En attendant, l’aboutissement de l’enquête, cette affaire met à nu les défaillances d’un secteur où règne l’anarchie et qui ressemble de plus en plus à une jungle. Au-delà de la prépondérance de l’informel où sévissent des femmes au foyer qui gardent souvent plus d’une dizaine d’enfants chacune, dans des conditions de sécurité douteuses, la prise en charge de la petite enfance échappe à toute forme de contrôle. L’une des facettes de ce Far West des garderies est le prix pratiqué par les crèches et les jardins d’enfants et qui grèvent les budgets les familles qui ne peuvent pas se passer des services de gardes d’enfants, notamment lorsque les deux parents travaillent. Ces derniers s’attendre à débourser entre 8.000 et 20.000 DA par mois. Certains parents sont même amenés à payer en supplément de prix pour des consultations par des spécialistes, des psychologues ou des orthophonistes parfois pour traiter les défauts d’élocution.

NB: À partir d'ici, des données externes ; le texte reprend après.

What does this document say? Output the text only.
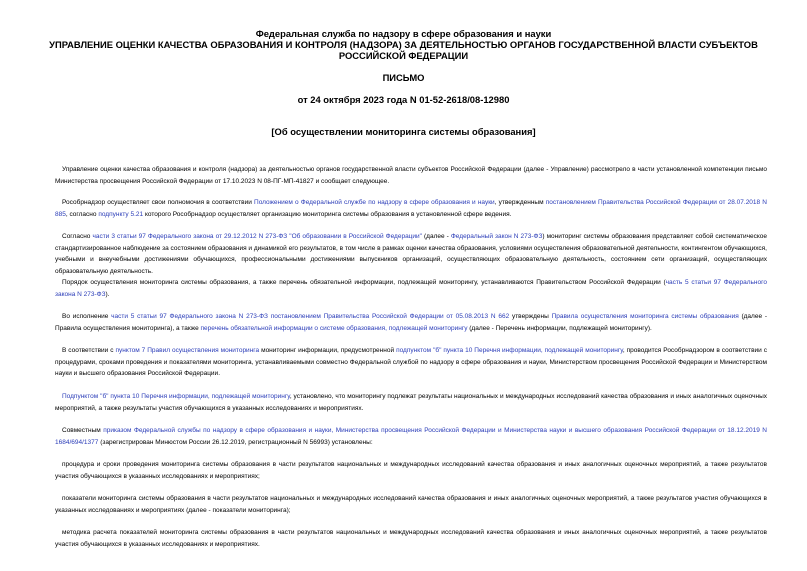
Федеральная служба по надзору в сфере образования и науки
УПРАВЛЕНИЕ ОЦЕНКИ КАЧЕСТВА ОБРАЗОВАНИЯ И КОНТРОЛЯ (НАДЗОРА) ЗА ДЕЯТЕЛЬНОСТЬЮ ОРГАНОВ ГОСУДАРСТВЕННОЙ ВЛАСТИ СУБЪЕКТОВ
РОССИЙСКОЙ ФЕДЕРАЦИИ
ПИСЬМО
от 24 октября 2023 года N 01-52-2618/08-12980
[Об осуществлении мониторинга системы образования]

Управление оценки качества образования и контроля (надзора) за деятельностью органов государственной власти субъектов Российской Федерации (далее - Управление) рассмотрело в части установленной компетенции письмо Министерства просвещения Российской Федерации от 17.10.2023 N 08-ПГ-МП-41827 и сообщает следующее.

Рособрнадзор осуществляет свои полномочия в соответствии Положением о Федеральной службе по надзору в сфере образования и науки, утвержденным постановлением Правительства Российской Федерации от 28.07.2018 N 885, согласно подпункту 5.21 которого Рособрнадзор осуществляет организацию мониторинга системы образования в установленной сфере ведения.

Согласно части 3 статьи 97 Федерального закона от 29.12.2012 N 273-ФЗ "Об образовании в Российской Федерации" (далее - Федеральный закон N 273-ФЗ) мониторинг системы образования представляет собой систематическое стандартизированное наблюдение за состоянием образования и динамикой его результатов, в том числе в рамках оценки качества образования, условиями осуществления образовательной деятельности, контингентом обучающихся, учебными и внеучебными достижениями обучающихся, профессиональными достижениями выпускников организаций, осуществляющих образовательную деятельность, состоянием сети организаций, осуществляющих образовательную деятельность.

Порядок осуществления мониторинга системы образования, а также перечень обязательной информации, подлежащей мониторингу, устанавливаются Правительством Российской Федерации (часть 5 статьи 97 Федерального закона N 273-ФЗ).

Во исполнение части 5 статьи 97 Федерального закона N 273-ФЗ постановлением Правительства Российской Федерации от 05.08.2013 N 662 утверждены Правила осуществления мониторинга системы образования (далее - Правила осуществления мониторинга), а также перечень обязательной информации о системе образования, подлежащей мониторингу (далее - Перечень информации, подлежащей мониторингу).

В соответствии с пунктом 7 Правил осуществления мониторинга мониторинг информации, предусмотренной подпунктом "б" пункта 10 Перечня информации, подлежащей мониторингу, проводится Рособрнадзором в соответствии с процедурами, сроками проведения и показателями мониторинга, устанавливаемыми совместно Федеральной службой по надзору в сфере образования и науки, Министерством просвещения Российской Федерации и Министерством науки и высшего образования Российской Федерации.

Подпунктом "б" пункта 10 Перечня информации, подлежащей мониторингу, установлено, что мониторингу подлежат результаты национальных и международных исследований качества образования и иных аналогичных оценочных мероприятий, а также результаты участия обучающихся в указанных исследованиях и мероприятиях.

Совместным приказом Федеральной службы по надзору в сфере образования и науки, Министерства просвещения Российской Федерации и Министерства науки и высшего образования Российской Федерации от 18.12.2019 N 1684/694/1377 (зарегистрирован Минюстом России 26.12.2019, регистрационный N 56993) установлены:

процедура и сроки проведения мониторинга системы образования в части результатов национальных и международных исследований качества образования и иных аналогичных оценочных мероприятий, а также результатов участия обучающихся в указанных исследованиях и мероприятиях;

показатели мониторинга системы образования в части результатов национальных и международных исследований качества образования и иных аналогичных оценочных мероприятий, а также результатов участия обучающихся в указанных исследованиях и мероприятиях (далее - показатели мониторинга);

методика расчета показателей мониторинга системы образования в части результатов национальных и международных исследований качества образования и иных аналогичных оценочных мероприятий, а также результатов участия обучающихся в указанных исследованиях и мероприятиях.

Pourtant, la réglementation prévoit un contrôle périodique de ces établissements par les services relevant du ministère de la Solidarité nationale et de la Famille. Des contrôles qui devraient se pencher en principe sur tous les aspects liés à la gestion des crèches et jardins d’enfants, que ce soit sur le plan de l’hygiène et de la sécurité, sur le plan pédagogiques et les aspects administratifs, avant d’être sanctionnés par des procès-verbaux. Une question se pose donc : que font les directions de l’action sociale dans ce sens.